Tuesday, December 6, 2011

84, Charing Cross Road, by Helene Hanff

84, Charing Cross Road is a charming but slight book that presents the correspondence between New York writer Helene Hanff and a rare book store in London. In 1949, Hanff saw an ad for Marks & Co. in the Saturday Review and sent off an inquiry regarding several books she had been unable to find in New York. Frank Doel, who handled her request, became a regular correspondent and long-distance friend.
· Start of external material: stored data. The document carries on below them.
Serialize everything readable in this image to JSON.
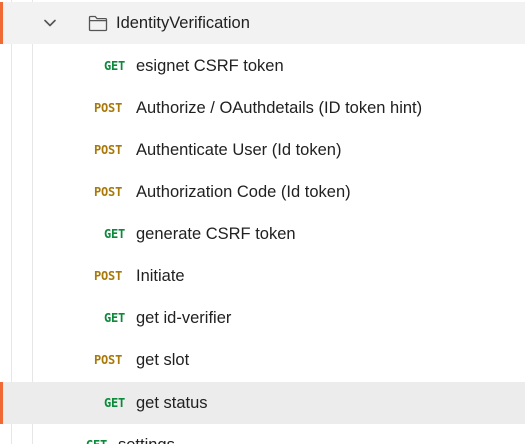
{
  "folder": {
    "name": "IdentityVerification",
    "expanded": true,
    "icon": "folder-icon",
    "chevron_icon": "chevron-down-icon"
  },
  "requests": [
    {
      "method": "GET",
      "name": "esignet CSRF token"
    },
    {
      "method": "POST",
      "name": "Authorize / OAuthdetails (ID token hint)"
    },
    {
      "method": "POST",
      "name": "Authenticate User (Id token)"
    },
    {
      "method": "POST",
      "name": "Authorization Code (Id token)"
    },
    {
      "method": "GET",
      "name": "generate CSRF token"
    },
    {
      "method": "POST",
      "name": "Initiate"
    },
    {
      "method": "GET",
      "name": "get id-verifier"
    },
    {
      "method": "POST",
      "name": "get slot"
    },
    {
      "method": "GET",
      "name": "get status",
      "selected": true
    }
  ],
  "next_request": {
    "method": "GET",
    "name": "settings"
  },
  "colors": {
    "get": "#0b8a3a",
    "post": "#a8790a",
    "accent": "#f06a35",
    "selected_bg": "#ececec",
    "folder_bg": "#f2f2f2"
  }
}
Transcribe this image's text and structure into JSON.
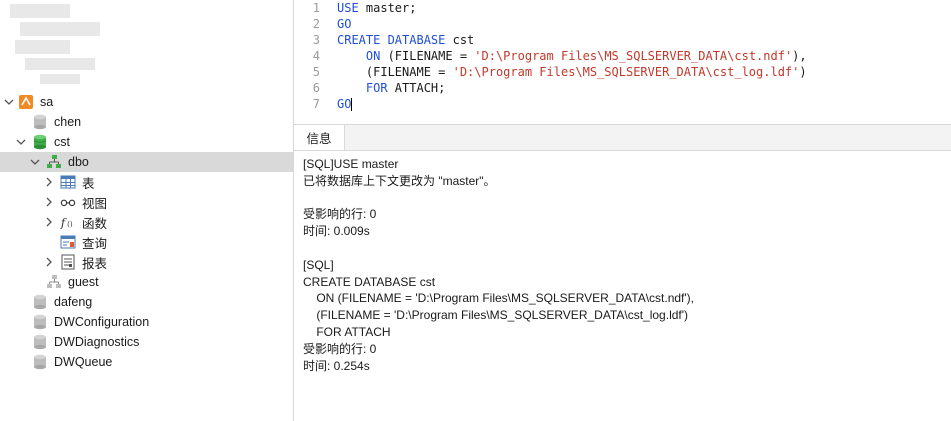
{
  "sidebar": {
    "items": [
      {
        "label": "sa",
        "icon": "server-icon",
        "expanded": true
      },
      {
        "label": "chen",
        "icon": "database-icon"
      },
      {
        "label": "cst",
        "icon": "database-open-icon",
        "expanded": true
      },
      {
        "label": "dbo",
        "icon": "schema-icon",
        "expanded": true,
        "selected": true
      },
      {
        "label": "表",
        "icon": "table-icon"
      },
      {
        "label": "视图",
        "icon": "view-icon"
      },
      {
        "label": "函数",
        "icon": "function-icon"
      },
      {
        "label": "查询",
        "icon": "query-icon"
      },
      {
        "label": "报表",
        "icon": "report-icon"
      },
      {
        "label": "guest",
        "icon": "schema-icon"
      },
      {
        "label": "dafeng",
        "icon": "database-icon"
      },
      {
        "label": "DWConfiguration",
        "icon": "database-icon"
      },
      {
        "label": "DWDiagnostics",
        "icon": "database-icon"
      },
      {
        "label": "DWQueue",
        "icon": "database-icon"
      }
    ]
  },
  "editor": {
    "lines": [
      {
        "num": "1",
        "parts": [
          {
            "t": "USE",
            "c": "kw"
          },
          {
            "t": " master;",
            "c": "plain"
          }
        ]
      },
      {
        "num": "2",
        "parts": [
          {
            "t": "GO",
            "c": "kw"
          }
        ]
      },
      {
        "num": "3",
        "parts": [
          {
            "t": "CREATE DATABASE",
            "c": "kw"
          },
          {
            "t": " cst",
            "c": "plain"
          }
        ]
      },
      {
        "num": "4",
        "parts": [
          {
            "t": "    ON",
            "c": "kw"
          },
          {
            "t": " (FILENAME = ",
            "c": "plain"
          },
          {
            "t": "'D:\\Program Files\\MS_SQLSERVER_DATA\\cst.ndf'",
            "c": "str"
          },
          {
            "t": "),",
            "c": "plain"
          }
        ]
      },
      {
        "num": "5",
        "parts": [
          {
            "t": "    (FILENAME = ",
            "c": "plain"
          },
          {
            "t": "'D:\\Program Files\\MS_SQLSERVER_DATA\\cst_log.ldf'",
            "c": "str"
          },
          {
            "t": ")",
            "c": "plain"
          }
        ]
      },
      {
        "num": "6",
        "parts": [
          {
            "t": "    FOR",
            "c": "kw"
          },
          {
            "t": " ATTACH;",
            "c": "plain"
          }
        ]
      },
      {
        "num": "7",
        "parts": [
          {
            "t": "GO",
            "c": "kw"
          }
        ],
        "cursor": true
      }
    ]
  },
  "tabs": {
    "info": "信息"
  },
  "output": {
    "lines": [
      "[SQL]USE master",
      "已将数据库上下文更改为 \"master\"。",
      "",
      "受影响的行: 0",
      "时间: 0.009s",
      "",
      "[SQL]",
      "CREATE DATABASE cst",
      "    ON (FILENAME = 'D:\\Program Files\\MS_SQLSERVER_DATA\\cst.ndf'),",
      "    (FILENAME = 'D:\\Program Files\\MS_SQLSERVER_DATA\\cst_log.ldf')",
      "    FOR ATTACH",
      "受影响的行: 0",
      "时间: 0.254s"
    ]
  },
  "colors": {
    "keyword": "#1f4fd6",
    "string": "#c0392b",
    "selected_row": "#d9d9d9"
  }
}
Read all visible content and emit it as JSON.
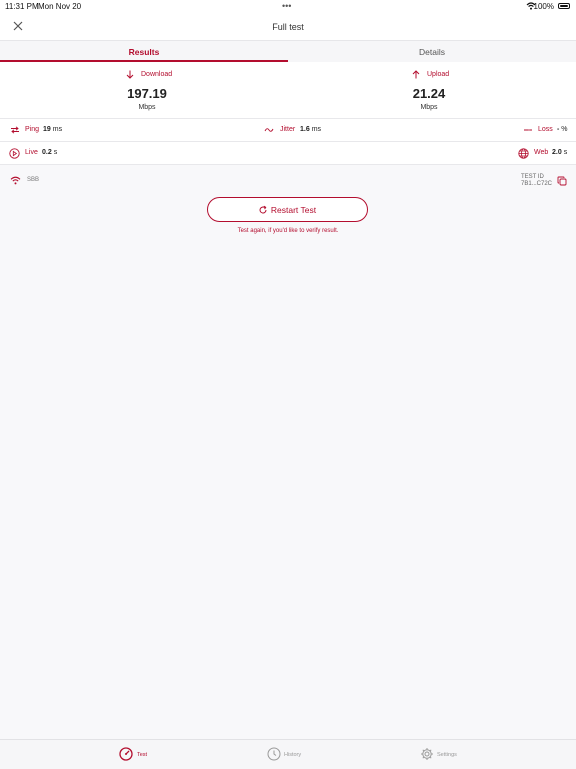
{
  "status_bar": {
    "time": "11:31 PM",
    "date": "Mon Nov 20",
    "battery": "100%"
  },
  "header": {
    "title": "Full test"
  },
  "tabs": [
    {
      "label": "Results"
    },
    {
      "label": "Details"
    }
  ],
  "results": {
    "download": {
      "label": "Download",
      "value": "197.19",
      "unit": "Mbps"
    },
    "upload": {
      "label": "Upload",
      "value": "21.24",
      "unit": "Mbps"
    },
    "ping": {
      "label": "Ping",
      "value": "19",
      "unit": "ms"
    },
    "jitter": {
      "label": "Jitter",
      "value": "1.6",
      "unit": "ms"
    },
    "loss": {
      "label": "Loss",
      "value": "-",
      "unit": "%"
    },
    "live": {
      "label": "Live",
      "value": "0.2",
      "unit": "s"
    },
    "web": {
      "label": "Web",
      "value": "2.0",
      "unit": "s"
    }
  },
  "network": {
    "name": "SBB",
    "test_id_label": "TEST ID",
    "test_id_value": "7B1...C72C"
  },
  "restart": {
    "label": "Restart Test",
    "hint": "Test again, if you'd like to verify result."
  },
  "bottom_nav": [
    {
      "label": "Test"
    },
    {
      "label": "History"
    },
    {
      "label": "Settings"
    }
  ],
  "colors": {
    "accent": "#b30d2e",
    "background": "#f8f8fa"
  }
}
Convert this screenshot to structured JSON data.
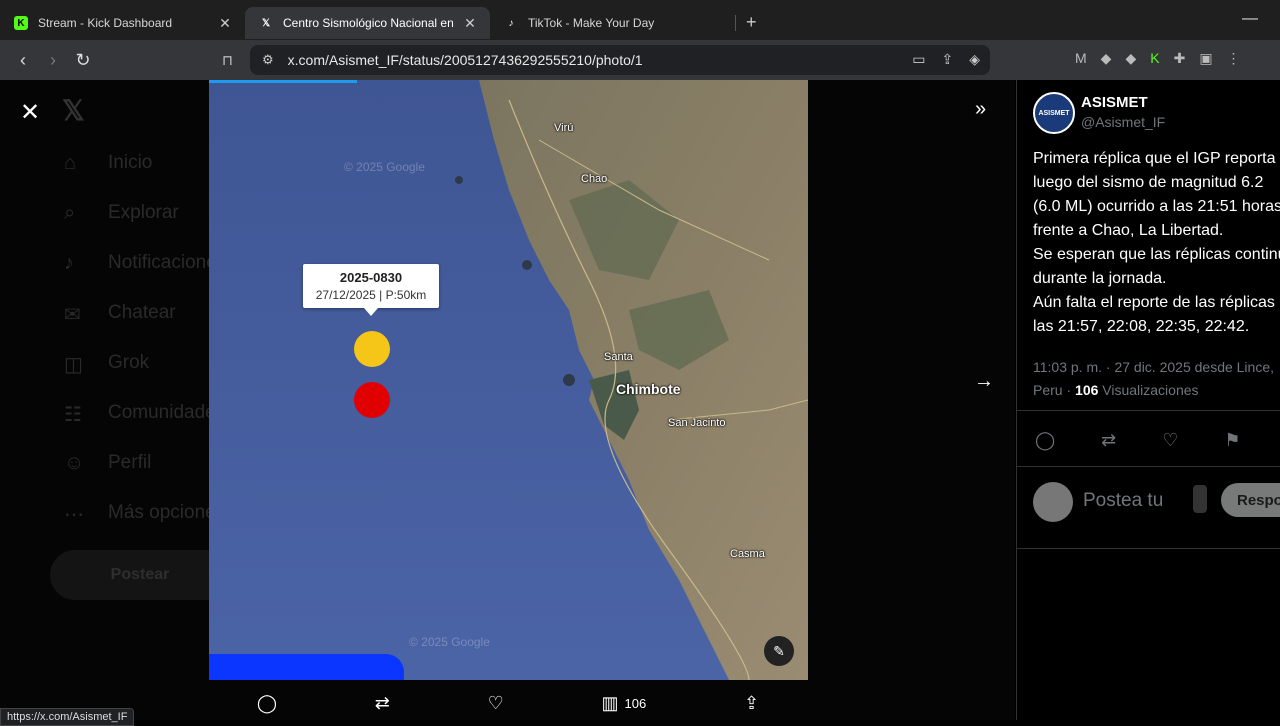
{
  "browser": {
    "tabs": [
      {
        "title": "Stream - Kick Dashboard",
        "icon": "kick-icon"
      },
      {
        "title": "Centro Sismológico Nacional en",
        "icon": "x-icon"
      },
      {
        "title": "TikTok - Make Your Day",
        "icon": "tiktok-icon"
      }
    ],
    "url": "x.com/Asismet_IF/status/2005127436292555210/photo/1",
    "status_url": "https://x.com/Asismet_IF"
  },
  "sidebar_ghost": {
    "items": [
      "Inicio",
      "Explorar",
      "Notificaciones",
      "Chatear",
      "Grok",
      "Comunidades",
      "Perfil",
      "Más opciones"
    ],
    "post_button": "Postear"
  },
  "map": {
    "popup_id": "2025-0830",
    "popup_sub": "27/12/2025 | P:50km",
    "places": [
      "Virú",
      "Chao",
      "Santa",
      "Chimbote",
      "San Jacinto",
      "Casma"
    ],
    "watermark": "© 2025 Google",
    "colors": {
      "ocean": "#4a5f98",
      "yellow_dot": "#f5c518",
      "red_dot": "#e00000",
      "blue_bar": "#0a36ff"
    }
  },
  "photo_actions": {
    "views": "106"
  },
  "post": {
    "author": "ASISMET",
    "handle": "@Asismet_IF",
    "avatar_text": "ASISMET",
    "lines": [
      "Primera réplica que el IGP reporta",
      "luego del sismo de magnitud 6.2",
      "(6.0 ML) ocurrido a las 21:51 horas",
      "frente a Chao, La Libertad.",
      "Se esperan que las réplicas continúen",
      "durante la jornada.",
      "Aún falta el reporte de las réplicas de",
      "las 21:57, 22:08, 22:35, 22:42."
    ],
    "timestamp": "11:03 p. m. · 27 dic. 2025 desde Lince,",
    "location": "Peru",
    "views_count": "106",
    "views_label": "Visualizaciones",
    "reply_placeholder": "Postea tu",
    "reply_button": "Respo"
  }
}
With Britons still subject to rationing, Hanff felt moved to send "care" packages to the employees of Marks & Co., many of whom responded with their own letters, sparking additional friendships.

The letters trace Hanff's search for books, as well as the general outlines of her writing career (she wrote for the Ellery Queen television series, among other jobs), British and American politics, and her long-postponed plan to visit London and her friends at the bookstore. Unfortunately, Doel died before Hanff made the trip: the last letter in the book is from one of his daughters, agreeing to publication of the letters.

I have to admit that I thought 84, Charing Cross Road was an epistolary novel--and I liked it better when I was suffering under that delusion. Helene is charming as a fictional character; oddly, as an author publishing her own letters, for me she becomes somewhat too self-consciously clever and kind. Still, the book only takes about an hour to read and it's definitely worth that.

Favorite passage:
i go through life watching the english language being raped before me face. like miniver cheevy, i was born too late.
and like miniver cheevy i cough and call it fate and go on drinking.